Tourniert: Casual California – Teil 3

Pittoreske Örtchen wie St. Helena, Calistoga und Yountville, ein entspannter Rhythmus, penibel gepflegte Straßen und Wege, Boutiquen, tasting rooms, Restaurants, überall freundliche Menschen und, last, but not least, die alles umgebenden Weingüter mit ihren oft beeindruckenden, manchmal auch überraschend schlichten Anwesen und hervorragenden Weinen: All das und noch viel mehr ist für mich das Napa Valley.

Napa selbst, die Hauptstadt der Region, ist dagegen zum Verweilen weniger zu empfehlen als eines der vielen renommierten Resorts in der ländlicheren Umgebung. Mein Favorit ist seit Jahren das Bardessono in Yountville, wenngleich ein inzwischen recht unpersönlicher Service und ein mäßiges Gastronomieangebot (siehe unten) die Entscheidung für folgende Besuche schwer macht. Die Konkurrenz ist größer geworden, zum Beispiel durch das brandneue Four Seasons Napa Valley. Wer es etwas Klassischer mag, zieht auch die Auberge du Soleil oder das Meadowood in Erwägung, Letzteres nach wie vor ohne das durch einen verheerenden Brand zerstörte Drei-Sterne-Restaurant.

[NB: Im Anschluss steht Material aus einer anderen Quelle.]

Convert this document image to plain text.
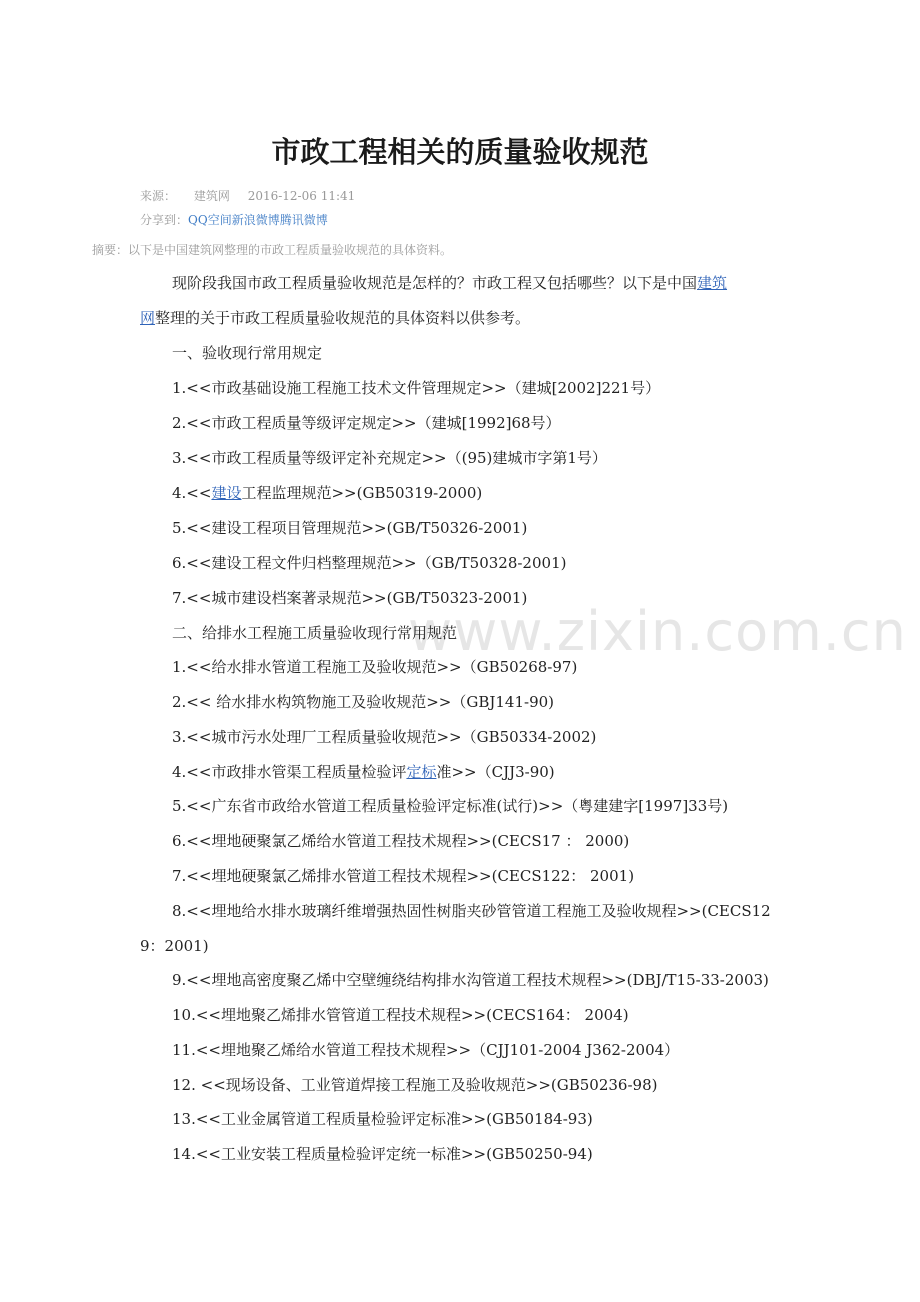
www.zixin.com.cn
市政工程相关的质量验收规范
来源： 建筑网 2016-12-06 11:41
分享到：QQ空间新浪微博腾讯微博
摘要：以下是中国建筑网整理的市政工程质量验收规范的具体资料。
现阶段我国市政工程质量验收规范是怎样的？市政工程又包括哪些？以下是中国建筑
网整理的关于市政工程质量验收规范的具体资料以供参考。
一、验收现行常用规定
1.<<市政基础设施工程施工技术文件管理规定>>（建城[2002]221号）
2.<<市政工程质量等级评定规定>>（建城[1992]68号）
3.<<市政工程质量等级评定补充规定>>（(95)建城市字第1号）
4.<<建设工程监理规范>>(GB50319-2000)
5.<<建设工程项目管理规范>>(GB/T50326-2001)
6.<<建设工程文件归档整理规范>>（GB/T50328-2001)
7.<<城市建设档案著录规范>>(GB/T50323-2001)
二、给排水工程施工质量验收现行常用规范
1.<<给水排水管道工程施工及验收规范>>（GB50268-97)
2.<< 给水排水构筑物施工及验收规范>>（GBJ141-90)
3.<<城市污水处理厂工程质量验收规范>>（GB50334-2002)
4.<<市政排水管渠工程质量检验评定标准>>（CJJ3-90)
5.<<广东省市政给水管道工程质量检验评定标准(试行)>>（粤建建字[1997]33号)
6.<<埋地硬聚氯乙烯给水管道工程技术规程>>(CECS17 ： 2000)
7.<<埋地硬聚氯乙烯排水管道工程技术规程>>(CECS122： 2001)
8.<<埋地给水排水玻璃纤维增强热固性树脂夹砂管管道工程施工及验收规程>>(CECS12
9：2001)
9.<<埋地高密度聚乙烯中空壁缠绕结构排水沟管道工程技术规程>>(DBJ/T15-33-2003)
10.<<埋地聚乙烯排水管管道工程技术规程>>(CECS164： 2004)
11.<<埋地聚乙烯给水管道工程技术规程>>（CJJ101-2004 J362-2004）
12. <<现场设备、工业管道焊接工程施工及验收规范>>(GB50236-98)
13.<<工业金属管道工程质量检验评定标准>>(GB50184-93)
14.<<工业安装工程质量检验评定统一标准>>(GB50250-94)
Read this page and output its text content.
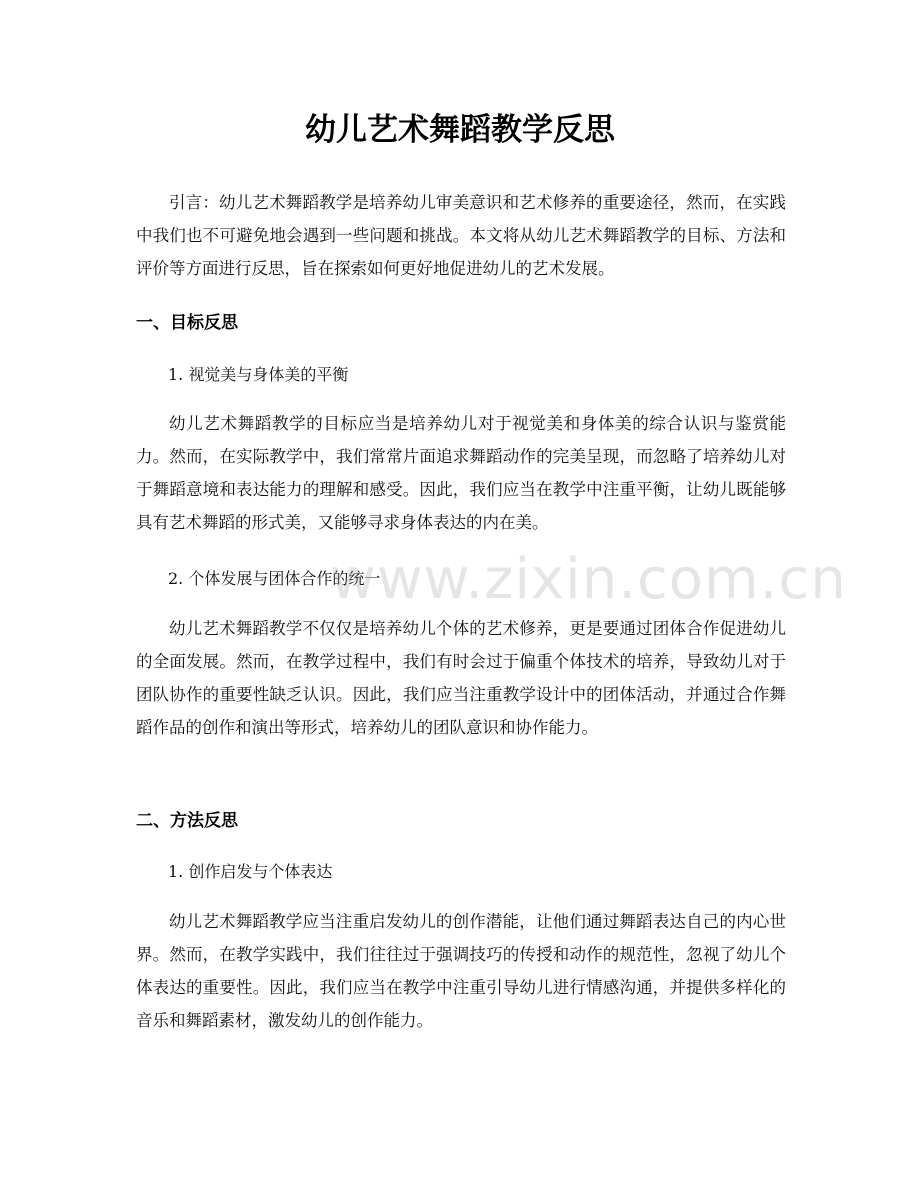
幼儿艺术舞蹈教学反思

引言：幼儿艺术舞蹈教学是培养幼儿审美意识和艺术修养的重要途径，然而，在实践中我们也不可避免地会遇到一些问题和挑战。本文将从幼儿艺术舞蹈教学的目标、方法和评价等方面进行反思，旨在探索如何更好地促进幼儿的艺术发展。

一、目标反思
1. 视觉美与身体美的平衡

幼儿艺术舞蹈教学的目标应当是培养幼儿对于视觉美和身体美的综合认识与鉴赏能力。然而，在实际教学中，我们常常片面追求舞蹈动作的完美呈现，而忽略了培养幼儿对于舞蹈意境和表达能力的理解和感受。因此，我们应当在教学中注重平衡，让幼儿既能够具有艺术舞蹈的形式美，又能够寻求身体表达的内在美。

2. 个体发展与团体合作的统一

幼儿艺术舞蹈教学不仅仅是培养幼儿个体的艺术修养，更是要通过团体合作促进幼儿的全面发展。然而，在教学过程中，我们有时会过于偏重个体技术的培养，导致幼儿对于团队协作的重要性缺乏认识。因此，我们应当注重教学设计中的团体活动，并通过合作舞蹈作品的创作和演出等形式，培养幼儿的团队意识和协作能力。

二、方法反思
1. 创作启发与个体表达

幼儿艺术舞蹈教学应当注重启发幼儿的创作潜能，让他们通过舞蹈表达自己的内心世界。然而，在教学实践中，我们往往过于强调技巧的传授和动作的规范性，忽视了幼儿个体表达的重要性。因此，我们应当在教学中注重引导幼儿进行情感沟通，并提供多样化的音乐和舞蹈素材，激发幼儿的创作能力。

www.zixin.com.cn
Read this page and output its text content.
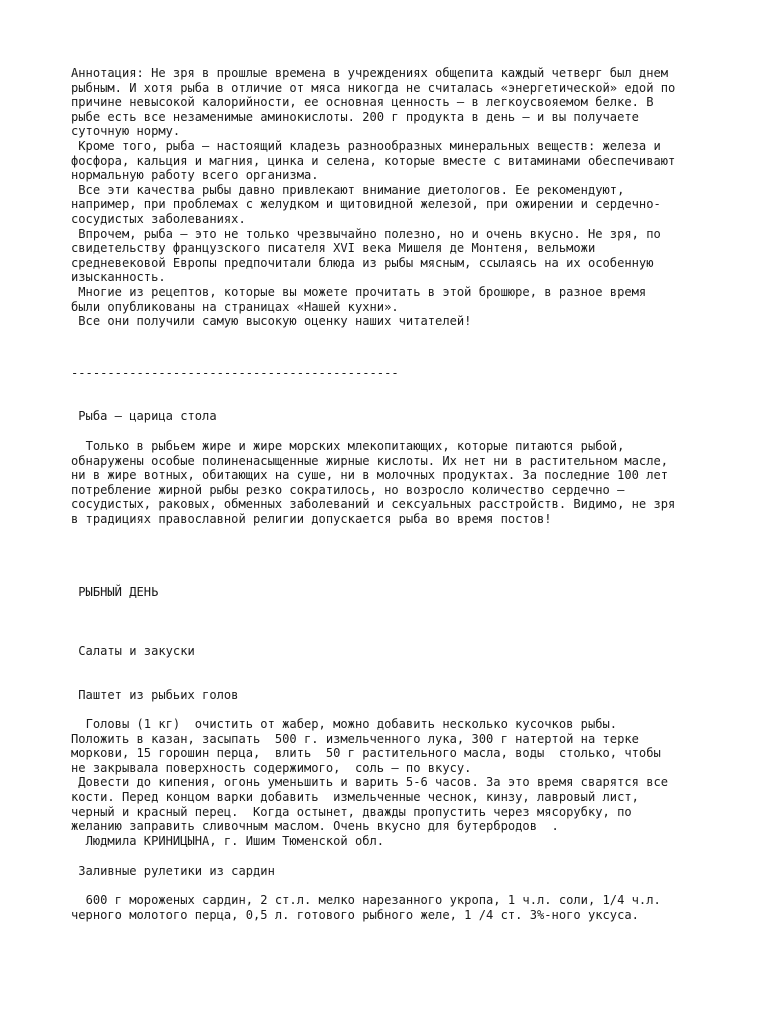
Аннотация: Не зря в прошлые времена в учреждениях общепита каждый четверг был днем
рыбным. И хотя рыба в отличие от мяса никогда не считалась «энергетической» едой по
причине невысокой калорийности, ее основная ценность — в легкоусвояемом белке. В
рыбе есть все незаменимые аминокислоты. 200 г продукта в день — и вы получаете
суточную норму.
Кроме того, рыба — настоящий кладезь разнообразных минеральных веществ: железа и
фосфора, кальция и магния, цинка и селена, которые вместе с витаминами обеспечивают
нормальную работу всего организма.
Все эти качества рыбы давно привлекают внимание диетологов. Ее рекомендуют,
например, при проблемах с желудком и щитовидной железой, при ожирении и сердечно-
сосудистых заболеваниях.
Впрочем, рыба — это не только чрезвычайно полезно, но и очень вкусно. Не зря, по
свидетельству французского писателя XVI века Мишеля де Монтеня, вельможи
средневековой Европы предпочитали блюда из рыбы мясным, ссылаясь на их особенную
изысканность.
Многие из рецептов, которые вы можете прочитать в этой брошюре, в разное время
были опубликованы на страницах «Нашей кухни».
Все они получили самую высокую оценку наших читателей!
---------------------------------------------
Рыба — царица стола
Только в рыбьем жире и жире морских млекопитающих, которые питаются рыбой,
обнаружены особые полиненасыщенные жирные кислоты. Их нет ни в растительном масле,
ни в жире вотных, обитающих на суше, ни в молочных продуктах. За последние 100 лет
потребление жирной рыбы резко сократилось, но возросло количество сердечно —
сосудистых, раковых, обменных заболеваний и сексуальных расстройств. Видимо, не зря
в традициях православной религии допускается рыба во время постов!
РЫБНЫЙ ДЕНЬ
Салаты и закуски
Паштет из рыбьих голов
Головы (1 кг)  очистить от жабер, можно добавить несколько кусочков рыбы.
Положить в казан, засыпать  500 г. измельченного лука, 300 г натертой на терке
моркови, 15 горошин перца,  влить  50 г растительного масла, воды  столько, чтобы
не закрывала поверхность содержимого,  соль — по вкусу.
Довести до кипения, огонь уменьшить и варить 5-6 часов. За это время сварятся все
кости. Перед концом варки добавить  измельченные чеснок, кинзу, лавровый лист,
черный и красный перец.  Когда остынет, дважды пропустить через мясорубку, по
желанию заправить сливочным маслом. Очень вкусно для бутербродов  .
Людмила КРИНИЦЫНА, г. Ишим Тюменской обл.
Заливные рулетики из сардин
600 г мороженых сардин, 2 ст.л. мелко нарезанного укропа, 1 ч.л. соли, 1/4 ч.л.
черного молотого перца, 0,5 л. готового рыбного желе, 1 /4 ст. 3%-ного уксуса.
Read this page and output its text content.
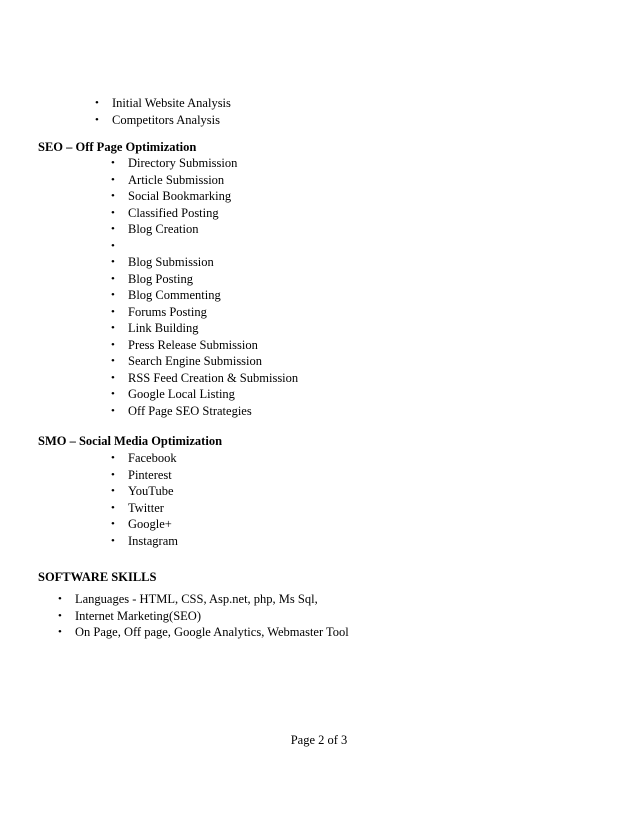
• Initial Website Analysis
• Competitors Analysis
SEO – Off Page Optimization
• Directory Submission
• Article Submission
• Social Bookmarking
• Classified Posting
• Blog Creation
•
• Blog Submission
• Blog Posting
• Blog Commenting
• Forums Posting
• Link Building
• Press Release Submission
• Search Engine Submission
• RSS Feed Creation & Submission
• Google Local Listing
• Off Page SEO Strategies
SMO – Social Media Optimization
• Facebook
• Pinterest
• YouTube
• Twitter
• Google+
• Instagram
SOFTWARE SKILLS
• Languages - HTML, CSS, Asp.net, php, Ms Sql,
• Internet Marketing(SEO)
• On Page, Off page, Google Analytics, Webmaster Tool
Page 2 of 3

Aber Genuss muss man hier im Napa Valley nie lange suchen, vor allem nicht in Yountville. Allein Thomas Keller betreibt hier neben der French Laundry noch diverse weitere Restaurants und eine Bäckerei. Von hervorragendem Gebäck über mexikanische Tacos und saftige Steaks bis zu weltberühmter Spitzengastronomie ist in dem verschlafenen kleinen Ort alles fußläufig zu erreichen. Es ist jedes Mal aufs Neue faszinierend und auch ein wenig surreal.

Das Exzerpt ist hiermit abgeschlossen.